The start of a doctor’s career is unlikely to be a time where long term financial planning is at the top of the to-do list, however putting simple planning measures in place early can make a tremendous difference to longer term financial well being.
Doctors will begin their careers in different positions financially although some degree of debt is likely to feature for most. Once working, initial advice is to use some of this income to pay off debt and build up a solid base financially through short term savings. Cash ISA investments are ideal for this, they are tax free and from next tax year allow saving of up to £5,100 in each tax year.
A solid financial base is especially important in the current climate with lending restrictions meaning a substantial deposit is necessary to gain good terms for a mortgage.
The second consideration is protection, protecting oneself financially from the impact of ill health and protecting any financial dependants from the financial impact of premature death. All forms of health related cover is expensive whether this is income protection or critical illness. The costs of these covers increase the older one is when the cover is taken out. For this reason making proper provision early in a career will save a significant amount of money in the long term.
Income Protection provides a replacement income in the event of ill health and can be tied in to coordinate for when the NHS sick pay ceases. Doctors taking out income protection should be wary; many policies are arranged on a “reviewable basis” which means the insurer can increase premiums throughout a doctor’s career. These policies are generally cheaper at outset but are false economy in the longer term. A “guaranteed” policy ensures a known cost through life.

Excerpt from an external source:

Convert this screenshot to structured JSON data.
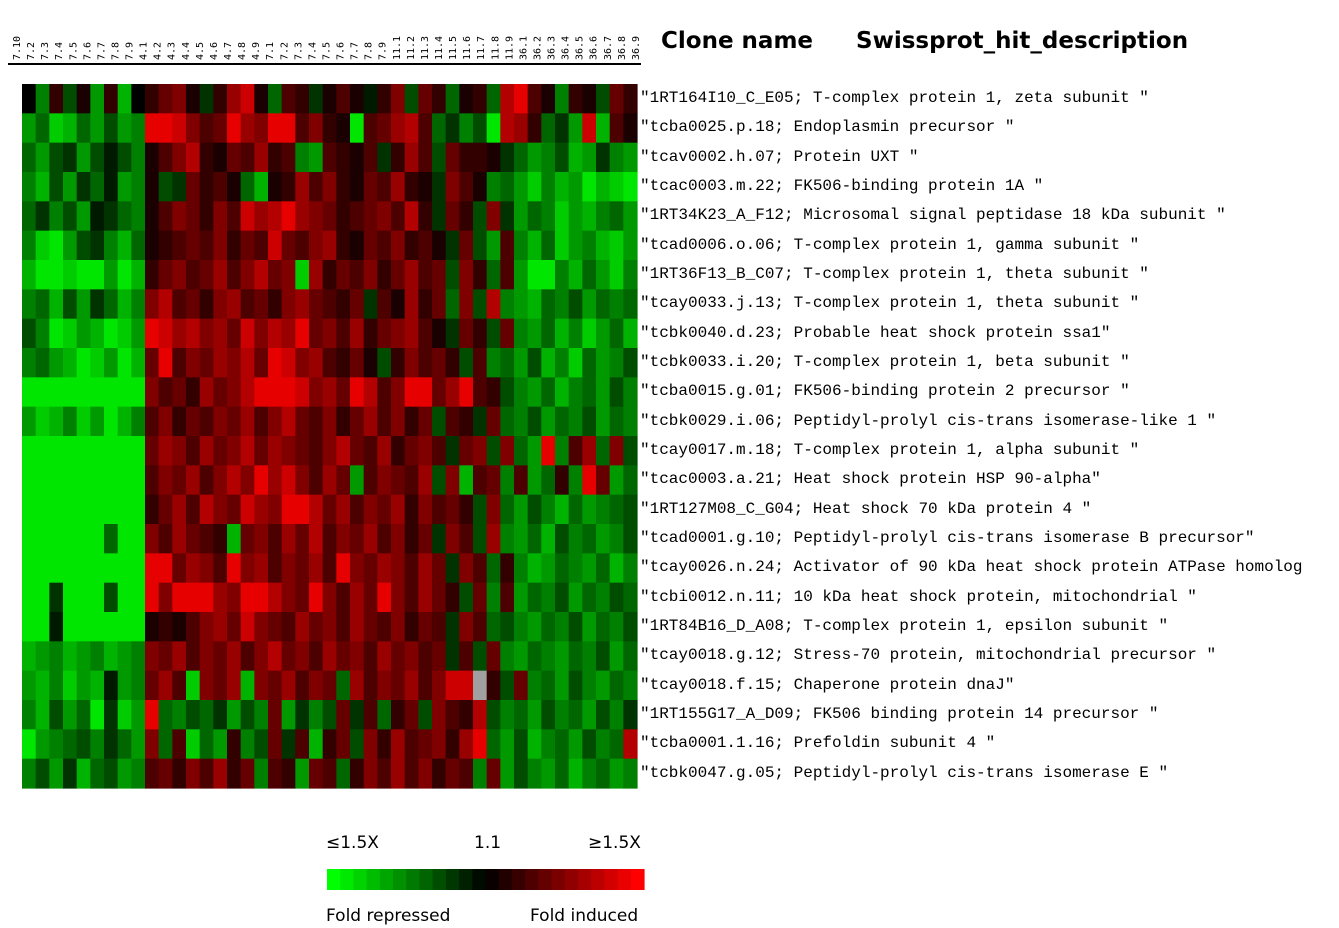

If disposable income is available, long term saving and pensions are at their most effective if they have time to grow. A rule of thumb for pension planning is that for every five years planning is deferred the amount that has to be invested is doubled. Even a small commitment in the early years can make a tremendous difference.
For savings the ideal vehicle is an equity ISA, this provides a tax efficient exposure to the stock market. For pensions, personal pensions provide flexibility to stop contributions if necessary as circumstances and commitments change and the additional pension from the NHS route provides a certain return, however aren’t as flexible.
Following these simple planning rules early in a doctor’s career will save money in the long term.